Daily Old Testament: Isaiah 30 and My Own Book "Leadings: A Catholic's Journey Through Quakerism" (Part 28)

Isaiah 30 – Isaiah speaks out against the efforts of those who are looking to Egypt to help them. “Pharaoh’s protection will be your shame” (30:3). God instructs the prophet to inscribe this oracle on a tablet so “in the time to come it may serve as a witness for ever” (30:8). “Since you . . . prefer to trust in wile and guile . . . your guilt will prove to be for you a breach on the point of collapse” (30:13). “Your salvation lay in conversion and tranquility, your strength, in complete trust; and you would have none of it” (30:15).

 

Yahweh assures them that He is “waiting to be gracious to you, to rise and take pity on you, for Yahweh is a just God” (30:18).
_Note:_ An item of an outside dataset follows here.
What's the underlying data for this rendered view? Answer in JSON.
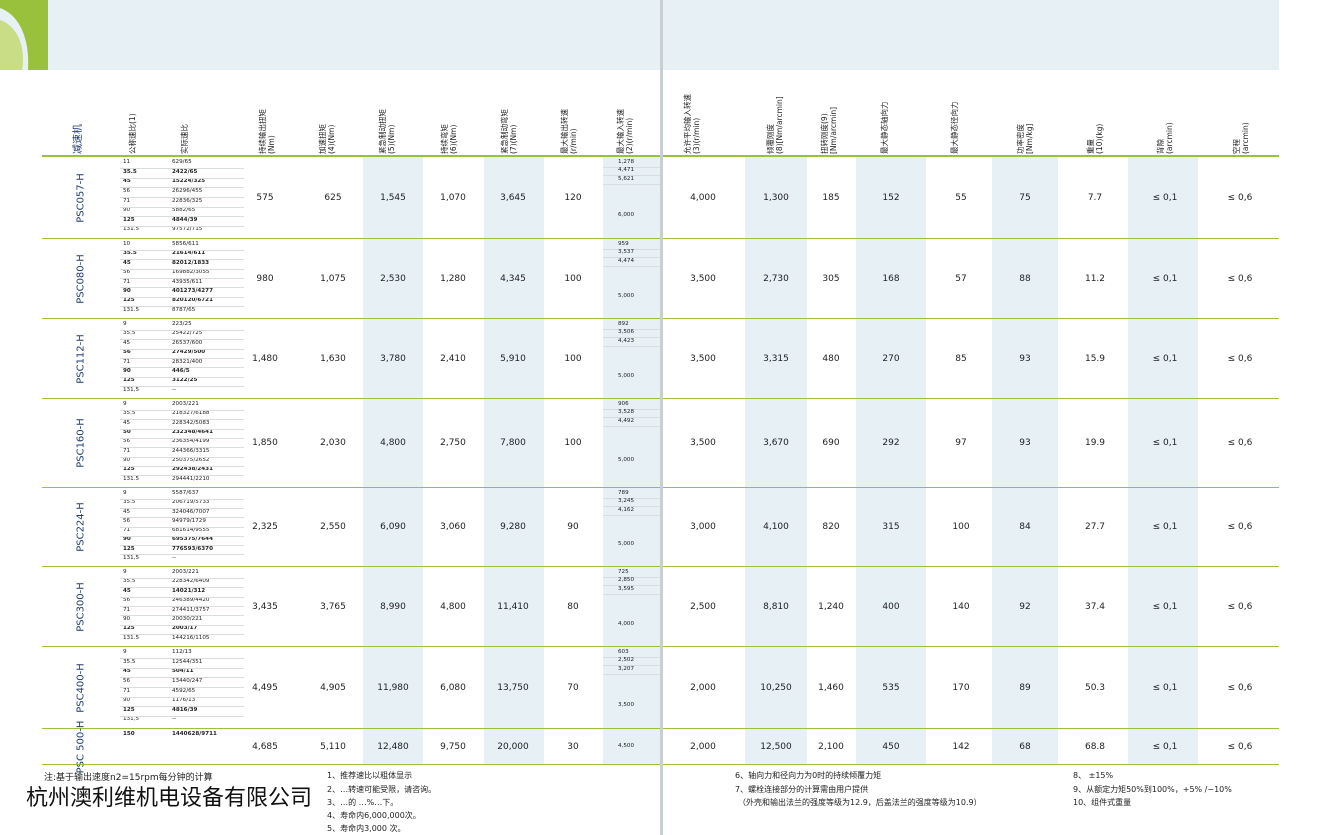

Prosperity will come and the Lord will comfort you. “He will be gracious to you when he hears your cry; when he hears he will answer. When the Lord has given you the bread of suffering and the water of distress, he who is your teacher will hide no longer, and you will see your teacher with your own eyes” (30:20). You will hear his voice saying, “This is the way, follow it” (30:21).

 

From Leadings: A Catholic’s Journey Through Quakerism

Part 28

Skipping back a ways – I went over all of the particular Quaker Testimonies I found appealing and had gotten to the part where I felt called to return to the Catholic Church. Then I realized I hadn’t explained why I had ever joined the church the first time in 1964. So now I have gone over that and then why I fell away and what is was that drew me to Quakers in the early 80s. I joined the Religious Society of Friends in 1982 and was an active Friend until the late around 1990. Then I felt myself called back – not because I was disenchanted with Friends so much as that I thought I need both.

 

First the similarities I found in Catholicism and Quakerism: Both the Catholic church and earthly Quakers believed that Christ was and is really and completely present in his Church and among his people. He promised us that he would be “with us always, even until the very end of time” (Matt. 28:20), and he has kept his promise. For Friends, however, the Christ we can know and be joined with is only Spirit; but for Catholics he is also miraculously and mysteriously present in the sacramental dimension of the Church’s existence—in the bread that is broken at Mass, in the priests who break the bread, in the Holy Father who tends the sheep and encourages the brethren, and in many other ways. I do not see why one necessarily excludes the other. Perhaps I am just not an “either/or” sort of person, but instead a “both/and” sort. This is the richness of the Trinitarian God we worship. He is Creator God, Christ, and Spirit, and each is an opening into the other, so there is no reason why he should be present to us only inwardly or only in sacrament or only in and through nature. He is in all of these. He is before us, beyond us, in us, in our church, in the bread he breaks for us, in the love he manifests to us in all these things. And when we join ourselves to him, we see him everywhere—in all these things and others besides.

 

His gift of himself in our communion bread is a very corporate presence; his gift of himself to us in our minds and hearts is very individual and personal. The relationship between inward and outward is infinitely complex—the outward stimulating and shaping the inward, the inward recognizing and infusing the outward with power far beyond what is there alone. If we were angels—beings whose essential nature was not tied to the physical creation but were in some way we cannot imagine purely spiritual—then perhaps the substance of the gospel could be that spiritual, “unclothed” essence some modern Friends take it to be, not bound up with time, history, concrete physical reality. But we are not angels. Our essential nature is bound to physicality, time, history, concrete, mediating forms that are our ways into the world of spirit. When we try to pretend we are like angels, that we don’t “need” outward things to mediate spiritual truth, we pull away from truth, come unmoored from the forms through which we came to the measure of truth were capable of possessing.